Şalçini, uyku saatlerinin farklılık göstermesinde genetik yapı ve süregelen alışkanlıkların etkili olduğunu dile getiriyor. Her insanın biyolojik saati farklı diyen Yrd. Doç. Dr. Celal Şalçini, son yapılan çalışmalarda normal bireylerde biyolojik saatin yaklaşık 23:53 ve 24:28 süreleri arasında olduğu ve ortalamanın da 24 saati aştığını belirtiyor ve ekliyor.
“Bu nedenlerden dolayı zaman algısı değişir ve biyolojik zaman algımızla gerçek zaman arasında tutarsızlık olmakta ve zaman algımız kayma eğilimindedir.”
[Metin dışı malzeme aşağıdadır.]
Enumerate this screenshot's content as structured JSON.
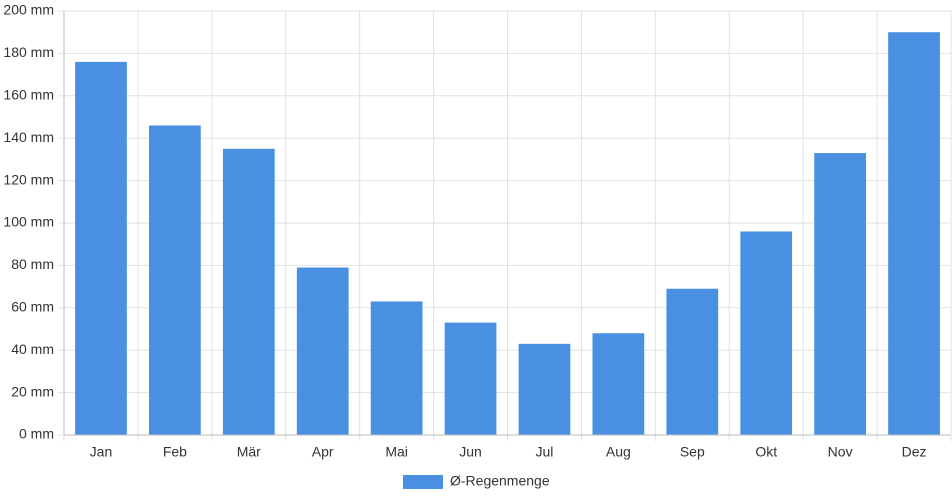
{
  "chart_data": {
    "type": "bar",
    "categories": [
      "Jan",
      "Feb",
      "Mär",
      "Apr",
      "Mai",
      "Jun",
      "Jul",
      "Aug",
      "Sep",
      "Okt",
      "Nov",
      "Dez"
    ],
    "series": [
      {
        "name": "Ø-Regenmenge",
        "color": "#4a90e2",
        "values": [
          176,
          146,
          135,
          79,
          63,
          53,
          43,
          48,
          69,
          96,
          133,
          190
        ]
      }
    ],
    "ylim": [
      0,
      200
    ],
    "yticks": [
      {
        "value": 0,
        "label": "0 mm"
      },
      {
        "value": 20,
        "label": "20 mm"
      },
      {
        "value": 40,
        "label": "40 mm"
      },
      {
        "value": 60,
        "label": "60 mm"
      },
      {
        "value": 80,
        "label": "80 mm"
      },
      {
        "value": 100,
        "label": "100 mm"
      },
      {
        "value": 120,
        "label": "120 mm"
      },
      {
        "value": 140,
        "label": "140 mm"
      },
      {
        "value": 160,
        "label": "160 mm"
      },
      {
        "value": 180,
        "label": "180 mm"
      },
      {
        "value": 200,
        "label": "200 mm"
      }
    ],
    "grid": true,
    "legend": "bottom"
  }
}
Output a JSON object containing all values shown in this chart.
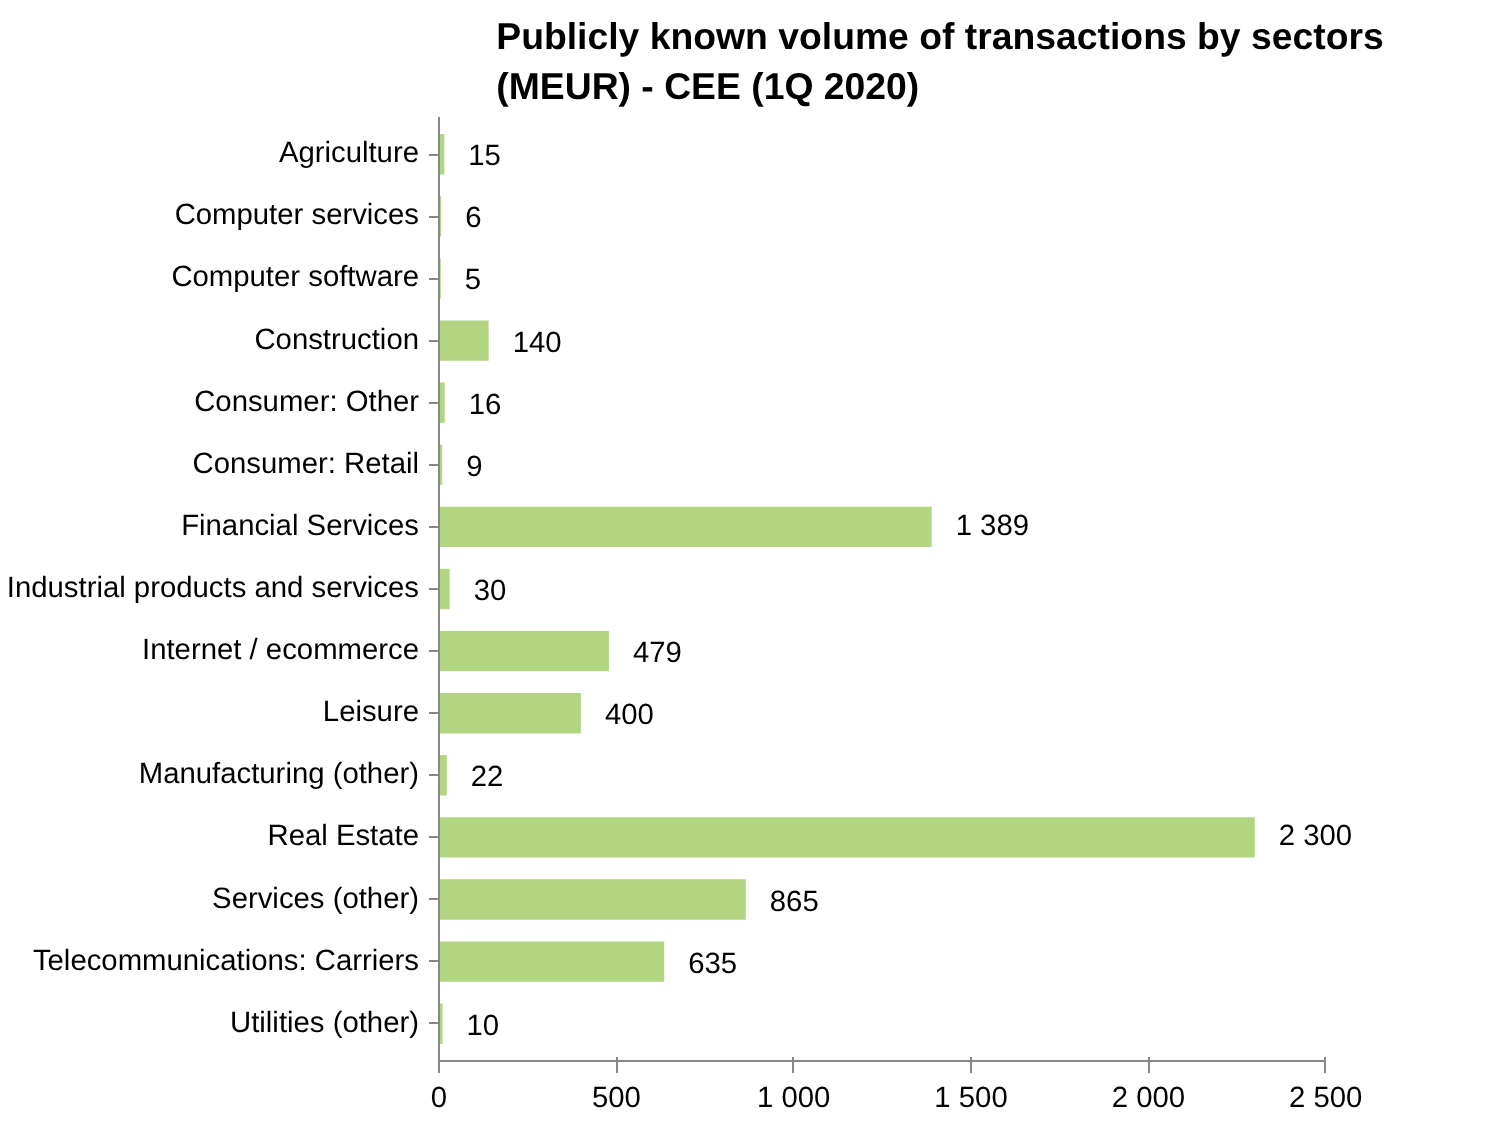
{
  "chart_data": {
    "type": "bar",
    "orientation": "horizontal",
    "title": "Publicly known volume of transactions by sectors\n(MEUR) - CEE (1Q 2020)",
    "categories": [
      "Agriculture",
      "Computer services",
      "Computer software",
      "Construction",
      "Consumer: Other",
      "Consumer: Retail",
      "Financial Services",
      "Industrial products and services",
      "Internet / ecommerce",
      "Leisure",
      "Manufacturing (other)",
      "Real Estate",
      "Services (other)",
      "Telecommunications: Carriers",
      "Utilities (other)"
    ],
    "values": [
      15,
      6,
      5,
      140,
      16,
      9,
      1389,
      30,
      479,
      400,
      22,
      2300,
      865,
      635,
      10
    ],
    "value_labels": [
      "15",
      "6",
      "5",
      "140",
      "16",
      "9",
      "1 389",
      "30",
      "479",
      "400",
      "22",
      "2 300",
      "865",
      "635",
      "10"
    ],
    "color": "#b1d581",
    "xlim": [
      0,
      2500
    ],
    "xticks": [
      0,
      500,
      {
        "value": 1000,
        "label": "1 000"
      },
      {
        "value": 1500,
        "label": "1 500"
      },
      {
        "value": 2000,
        "label": "2 000"
      },
      {
        "value": 2500,
        "label": "2 500"
      }
    ],
    "grid": false
  }
}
Celal Şalçini kişinin ufak müdahalelerle uyku saatini düzenleyebileceğini de vurguluyor. “Kişiler ufak tefek müdahalelerle uyku saatini düzenleyebilir. Her ne kadar günlük hayat temposu içinde bu zor olsa da basit ve bizleri “uyku hijyeni” olarak isimlendirdiğimiz önerilerle uykumuzu düzenleyebiliriz. En önemli önerilerimiz uyku saatini erkene çekmek, uyku öncesi kahve, çay ve aşırı sıvı almama, hazımsızlık yapabilecek besinlerden kaçınma, uyku öncesi parlak ışıktan uzak kalma, bazı uyku öncesi ritüel dediğimiz alışkanlıkları rutin hale getirme (uyku öncesi diş fırçalama, duş alma, kitap okuma, az miktarda ılık süt içme gibi) uygulanabilir. Aslında bu ritüel dediğimiz ufak rutin hareketler beynimizi uykuya hazırlamakta ve uyku saatinin yaklaştığını belirtmektedir.”